A ground based interceptor lifts off from Vandenberg Air Force Base during a test of the Ballistic Missile Defense System.

A ground based interceptor lifts off from Vandenberg Air Force Base during a test of the Ballistic Missile Defense System. Navy Media Content Services by Jose Davila

The US Needs a Third Missile Defense Site

It’s time to reverse the decline in spending and start improving our missile defenses to keep pace with growing threats. By Sen. Jim Inhofe

Ten years ago this month, the United States began to address its vulnerability to limited long-range nuclear missile strikes when the first ground-based interceptor (GBI) became operational at Fort Greely, Alaska. The president and Congress share a joint duty to protect the American people and not allow potential adversaries to hold U.S. foreign policy hostage by threatening nuclear attacks against our homeland.  

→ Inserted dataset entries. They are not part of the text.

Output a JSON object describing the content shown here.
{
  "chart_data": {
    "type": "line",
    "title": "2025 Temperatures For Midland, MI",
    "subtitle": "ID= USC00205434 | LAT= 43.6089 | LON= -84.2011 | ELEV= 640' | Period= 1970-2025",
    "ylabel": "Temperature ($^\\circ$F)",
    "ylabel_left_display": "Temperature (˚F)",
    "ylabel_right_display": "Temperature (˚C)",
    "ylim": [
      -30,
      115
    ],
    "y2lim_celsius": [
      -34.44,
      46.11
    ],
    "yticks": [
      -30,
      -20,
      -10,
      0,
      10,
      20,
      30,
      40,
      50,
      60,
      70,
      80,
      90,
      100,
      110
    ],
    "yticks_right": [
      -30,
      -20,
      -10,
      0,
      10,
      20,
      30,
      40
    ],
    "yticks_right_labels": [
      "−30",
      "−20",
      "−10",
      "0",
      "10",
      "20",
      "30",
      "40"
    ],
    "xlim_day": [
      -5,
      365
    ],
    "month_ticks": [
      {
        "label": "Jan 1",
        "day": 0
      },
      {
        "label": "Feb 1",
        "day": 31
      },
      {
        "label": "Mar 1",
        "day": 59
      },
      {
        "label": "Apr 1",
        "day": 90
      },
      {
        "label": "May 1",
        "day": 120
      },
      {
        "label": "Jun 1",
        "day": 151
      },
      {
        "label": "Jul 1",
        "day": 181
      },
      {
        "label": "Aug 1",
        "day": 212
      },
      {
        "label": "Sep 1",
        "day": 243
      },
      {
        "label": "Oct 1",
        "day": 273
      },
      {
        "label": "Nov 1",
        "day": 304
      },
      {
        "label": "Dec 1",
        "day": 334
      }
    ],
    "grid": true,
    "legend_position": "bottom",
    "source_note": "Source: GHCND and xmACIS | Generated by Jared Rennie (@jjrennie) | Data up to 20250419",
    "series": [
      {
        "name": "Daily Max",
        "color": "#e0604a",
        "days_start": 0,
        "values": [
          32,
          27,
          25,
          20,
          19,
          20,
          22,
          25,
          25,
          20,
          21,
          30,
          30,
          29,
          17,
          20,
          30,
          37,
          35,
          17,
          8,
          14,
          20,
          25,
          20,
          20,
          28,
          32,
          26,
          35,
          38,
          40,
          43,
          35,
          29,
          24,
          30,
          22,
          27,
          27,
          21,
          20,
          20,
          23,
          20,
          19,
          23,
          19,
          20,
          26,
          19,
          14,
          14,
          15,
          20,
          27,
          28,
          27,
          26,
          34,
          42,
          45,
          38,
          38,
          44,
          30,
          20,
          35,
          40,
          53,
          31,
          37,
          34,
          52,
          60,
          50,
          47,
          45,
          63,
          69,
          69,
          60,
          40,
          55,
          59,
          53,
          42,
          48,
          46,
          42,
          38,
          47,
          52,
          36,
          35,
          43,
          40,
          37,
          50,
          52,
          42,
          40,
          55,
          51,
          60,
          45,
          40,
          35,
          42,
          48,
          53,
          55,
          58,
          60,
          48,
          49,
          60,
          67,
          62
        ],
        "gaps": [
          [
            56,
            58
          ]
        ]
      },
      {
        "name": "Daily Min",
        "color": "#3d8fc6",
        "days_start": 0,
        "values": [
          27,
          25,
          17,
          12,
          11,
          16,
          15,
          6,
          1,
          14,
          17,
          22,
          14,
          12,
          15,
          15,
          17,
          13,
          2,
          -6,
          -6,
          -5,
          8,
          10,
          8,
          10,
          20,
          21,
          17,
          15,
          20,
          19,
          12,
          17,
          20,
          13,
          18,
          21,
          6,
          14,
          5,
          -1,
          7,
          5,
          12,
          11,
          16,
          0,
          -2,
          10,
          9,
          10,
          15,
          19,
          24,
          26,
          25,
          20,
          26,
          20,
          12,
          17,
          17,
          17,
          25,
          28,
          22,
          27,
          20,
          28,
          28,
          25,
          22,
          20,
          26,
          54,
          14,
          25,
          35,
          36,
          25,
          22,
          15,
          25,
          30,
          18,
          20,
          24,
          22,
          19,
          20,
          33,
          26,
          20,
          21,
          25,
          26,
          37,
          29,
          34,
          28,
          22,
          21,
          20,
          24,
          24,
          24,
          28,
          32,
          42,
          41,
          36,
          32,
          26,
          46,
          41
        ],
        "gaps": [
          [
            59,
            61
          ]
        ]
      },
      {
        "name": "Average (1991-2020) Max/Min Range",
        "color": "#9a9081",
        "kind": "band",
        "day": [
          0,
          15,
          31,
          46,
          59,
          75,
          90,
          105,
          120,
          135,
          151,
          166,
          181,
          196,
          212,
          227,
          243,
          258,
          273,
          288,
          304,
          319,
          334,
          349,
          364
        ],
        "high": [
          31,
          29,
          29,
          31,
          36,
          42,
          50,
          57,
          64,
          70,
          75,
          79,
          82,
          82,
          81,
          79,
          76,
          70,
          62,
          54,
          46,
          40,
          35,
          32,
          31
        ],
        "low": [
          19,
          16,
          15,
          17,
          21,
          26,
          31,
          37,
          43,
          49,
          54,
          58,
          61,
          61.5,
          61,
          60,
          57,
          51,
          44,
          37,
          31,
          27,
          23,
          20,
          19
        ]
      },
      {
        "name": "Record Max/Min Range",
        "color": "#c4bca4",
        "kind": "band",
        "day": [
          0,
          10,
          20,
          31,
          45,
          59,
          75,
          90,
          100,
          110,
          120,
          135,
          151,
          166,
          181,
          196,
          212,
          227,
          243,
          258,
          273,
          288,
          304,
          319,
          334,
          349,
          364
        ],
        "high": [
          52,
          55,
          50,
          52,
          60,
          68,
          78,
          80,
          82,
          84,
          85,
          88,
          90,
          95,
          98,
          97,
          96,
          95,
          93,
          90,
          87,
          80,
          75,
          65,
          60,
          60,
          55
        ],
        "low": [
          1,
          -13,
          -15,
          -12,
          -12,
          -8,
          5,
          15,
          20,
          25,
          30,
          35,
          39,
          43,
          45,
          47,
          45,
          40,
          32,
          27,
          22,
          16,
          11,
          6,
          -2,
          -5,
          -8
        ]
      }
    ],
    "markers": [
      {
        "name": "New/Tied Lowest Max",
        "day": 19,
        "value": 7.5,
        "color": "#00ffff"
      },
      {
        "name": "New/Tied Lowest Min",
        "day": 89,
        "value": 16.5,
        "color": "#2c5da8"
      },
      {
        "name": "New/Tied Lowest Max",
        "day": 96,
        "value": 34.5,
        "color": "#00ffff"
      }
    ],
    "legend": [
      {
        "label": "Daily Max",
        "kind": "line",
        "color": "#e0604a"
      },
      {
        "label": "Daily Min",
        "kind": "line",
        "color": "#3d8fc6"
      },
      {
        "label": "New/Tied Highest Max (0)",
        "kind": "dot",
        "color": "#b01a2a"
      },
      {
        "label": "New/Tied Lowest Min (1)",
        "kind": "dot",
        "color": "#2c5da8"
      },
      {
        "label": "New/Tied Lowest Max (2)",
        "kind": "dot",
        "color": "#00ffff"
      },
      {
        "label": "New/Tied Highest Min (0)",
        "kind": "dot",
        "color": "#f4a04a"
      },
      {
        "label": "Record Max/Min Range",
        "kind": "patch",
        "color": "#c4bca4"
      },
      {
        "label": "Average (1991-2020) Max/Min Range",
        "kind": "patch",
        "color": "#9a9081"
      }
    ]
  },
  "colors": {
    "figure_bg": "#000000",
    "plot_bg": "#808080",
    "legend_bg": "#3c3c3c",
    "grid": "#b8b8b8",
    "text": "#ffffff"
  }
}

Yet despite this consensus, our homeland missile defense system is not as robust as it must be to stay ahead of a growing range of threats. Designed to last 20 years, the GBIs and supporting infrastructure are starting to show their age due to a lack of investment in sustainment and modernization. It’s time to reverse the decline in spending and start improving our missile defenses to keep pace with missile threats that will only increase in numbers and complexity in the coming years.

The Ground-Based Midcourse Defense (GMD) system in place today comprises 30 GBIs and supporting radars designed to intercept long-range North Korean ballistic missiles outside the atmosphere and thousands of miles away from U.S. shores. Fearing an increase in the threat from North Korea, the Defense Secretary announced in March 2013 the deployment of an additional 14 GBIs in Alaska by 2017.

The budget for homeland missile defense has been in decline over the past five years. In 2009, the administration curtailed GMD development in order to focus on regional, shorter-range missile defense systems. Funding for GMD declined from $2 billion in Fiscal Year 2008 to about $1 billion per year from 2010 through 2015 – despite the system showing signs of aging that could compromise its reliability. The simple fact is that there hasn’t been enough funding allocated to GMD to fix problems associated with flight test failures, replace obsolete technology, and develop a more effective system. This needs to change.         

Repeated intercept test failures and the recommendations of an outside review panel have prompted the Defense Department to take steps to improve the reliability of the GMD system and begin development of a next-generation kill vehicle – the crucial component which sits atop the GBI and performs the actual intercept. I commend the administration for these actions, but their budget isn’t up to the task: funding for GMD will average about $1 billion per year over the next five years – about half of what it was when President Barack Obama took office. Improving the reliability of the current GBI must be our priority, but without a fully funded modernization program, we risk ending up with a reliable but obsolete system in another five years if threats continue to emerge as widely predicted.

Shrinking missile defense budgets also make the homeland increasingly vulnerable to a potential Iranian nuclear ballistic missile threat. Both President George W. Bush and President Obama deemed it necessary to field a third GMD site to enhance protection against missiles launched from the Middle East (Bush intended 10 GBIs in Poland; Obama replaced this with a variant of the SM-3 missile, also in Poland). The administration canceled plans for a third site – despite top military commanders testifying that an east coast GBI site would “allow us the battle space to optimize our defense against future threats from Iran and North Korea.” Simply put, a third site would lower risk and increase our ability to defend the homeland.

Our intelligence services have continuously told us that Iran is making progress toward an ICBM capability and I have little confidence that Iran will ultimately decide to forego a nuclear capability despite ongoing negotiations. Therefore, it would be irresponsible for us to wait until the threat is upon us to bolster our defenses. Congress has directed the Defense Department to conduct the necessary planning and site surveys so that a future deployment could be executed as quickly as possible. 

Another casualty of tight budgets has been the long-standing objective of shooting down ballistic missiles in their boost phase – just after launch, when they are most vulnerable and have yet to deploy countermeasures. The Missile Defense Agency today has no boost-phase development effort, even though ground, space or sea-based boost phase defenses could potentially prove to be the most cost-effective means to defend against large numbers of attacking missiles.

Thanks to decisions made decades ago, the United States now enjoys a good measure of protection against limited nuclear ballistic missile strikes. We simply can’t allow complacency and tight budgets to erode this protection. We must find the will and money to modernize and expand today’s GMD system while continuing research on defensive technologies that could eventually make ballistic missiles impotent and obsolete, as President Ronald Reagan imagined some 30 years ago.

Sen. Jim Inhofe is a Republican senator from Oklahoma and ranking member of the Senate Armed Services Committee.